Then, in October - right around my birthday - she sends me a message, wishing me a happy birthday.. and just below that, there was a little "PS" message which read, "M* is so excited for the cruise! She's never been on one before! Neither has her daughter, M*. S* and N* have been before, though, but they're still excited!" And then I wanted to die. It's the same as always. I'm going to be alone on a cruise with my mother and her friends. The odd man out. She's got her posse with her, and I've got.. my cabin. And hopefully a working cell phone.
Naturally, I've said nothing. Only that I'm no longer sure I can go because of the timing with graduation/getting a job/fill in the blank. I just.. can't believe it went from mother-daughter bonding to mother-friends-daughter-in-the-room-wishing-she-hadn't-gone without any warning. I'm speechless.
And to display the depth of my patheticness, I watched Mamma Mia! over the break. A ridiculous, fun, nonsense musical that should have elicited every reaction in the world except the one that I had. During the scene where the mother is helping the daughter get ready for her wedding - (below)

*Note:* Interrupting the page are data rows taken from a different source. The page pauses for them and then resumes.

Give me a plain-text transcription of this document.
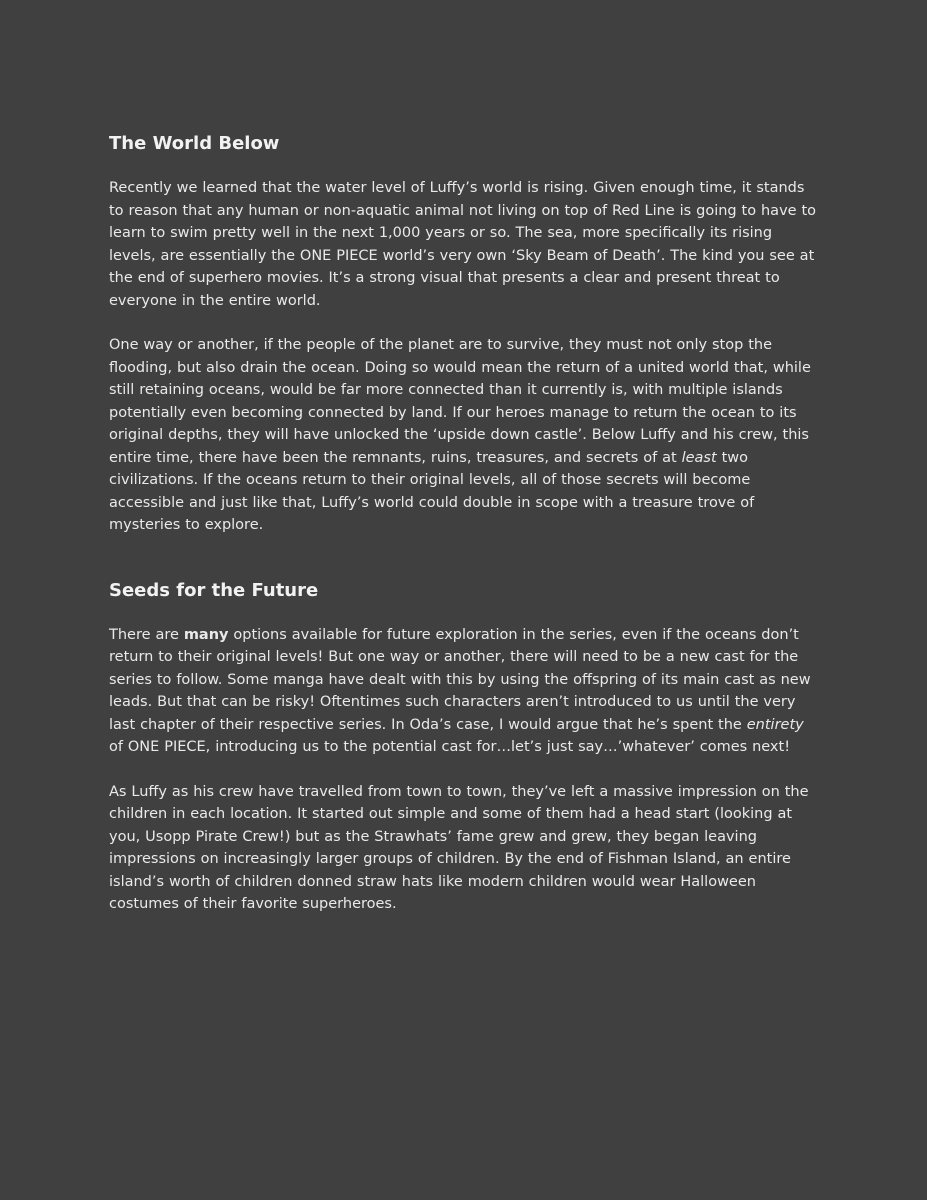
The World Below

Recently we learned that the water level of Luffy’s world is rising. Given enough time, it stands to reason that any human or non-aquatic animal not living on top of Red Line is going to have to learn to swim pretty well in the next 1,000 years or so. The sea, more specifically its rising levels, are essentially the ONE PIECE world’s very own ‘Sky Beam of Death’. The kind you see at the end of superhero movies. It’s a strong visual that presents a clear and present threat to everyone in the entire world.

One way or another, if the people of the planet are to survive, they must not only stop the flooding, but also drain the ocean. Doing so would mean the return of a united world that, while still retaining oceans, would be far more connected than it currently is, with multiple islands potentially even becoming connected by land. If our heroes manage to return the ocean to its original depths, they will have unlocked the ‘upside down castle’. Below Luffy and his crew, this entire time, there have been the remnants, ruins, treasures, and secrets of at least two civilizations. If the oceans return to their original levels, all of those secrets will become accessible and just like that, Luffy’s world could double in scope with a treasure trove of mysteries to explore.

Seeds for the Future

There are many options available for future exploration in the series, even if the oceans don’t return to their original levels! But one way or another, there will need to be a new cast for the series to follow. Some manga have dealt with this by using the offspring of its main cast as new leads. But that can be risky! Oftentimes such characters aren’t introduced to us until the very last chapter of their respective series. In Oda’s case, I would argue that he’s spent the entirety of ONE PIECE, introducing us to the potential cast for…let’s just say…’whatever’ comes next!

As Luffy as his crew have travelled from town to town, they’ve left a massive impression on the children in each location. It started out simple and some of them had a head start (looking at you, Usopp Pirate Crew!) but as the Strawhats’ fame grew and grew, they began leaving impressions on increasingly larger groups of children. By the end of Fishman Island, an entire island’s worth of children donned straw hats like modern children would wear Halloween costumes of their favorite superheroes.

she's sitting in her mother's lap while her mother paints her toes. It was the most chill scene ever. And I couldn't stop crying. I want that. I want to sit in my mother's lap while she paints my toes and I want it to be the most natural thing ever. But it's becoming increasingly clear that this will never be the case. Nothing will ever be 'natural'. I would never feel natural doing this with either of my mothers. Nothing close. I feel like I got jipped.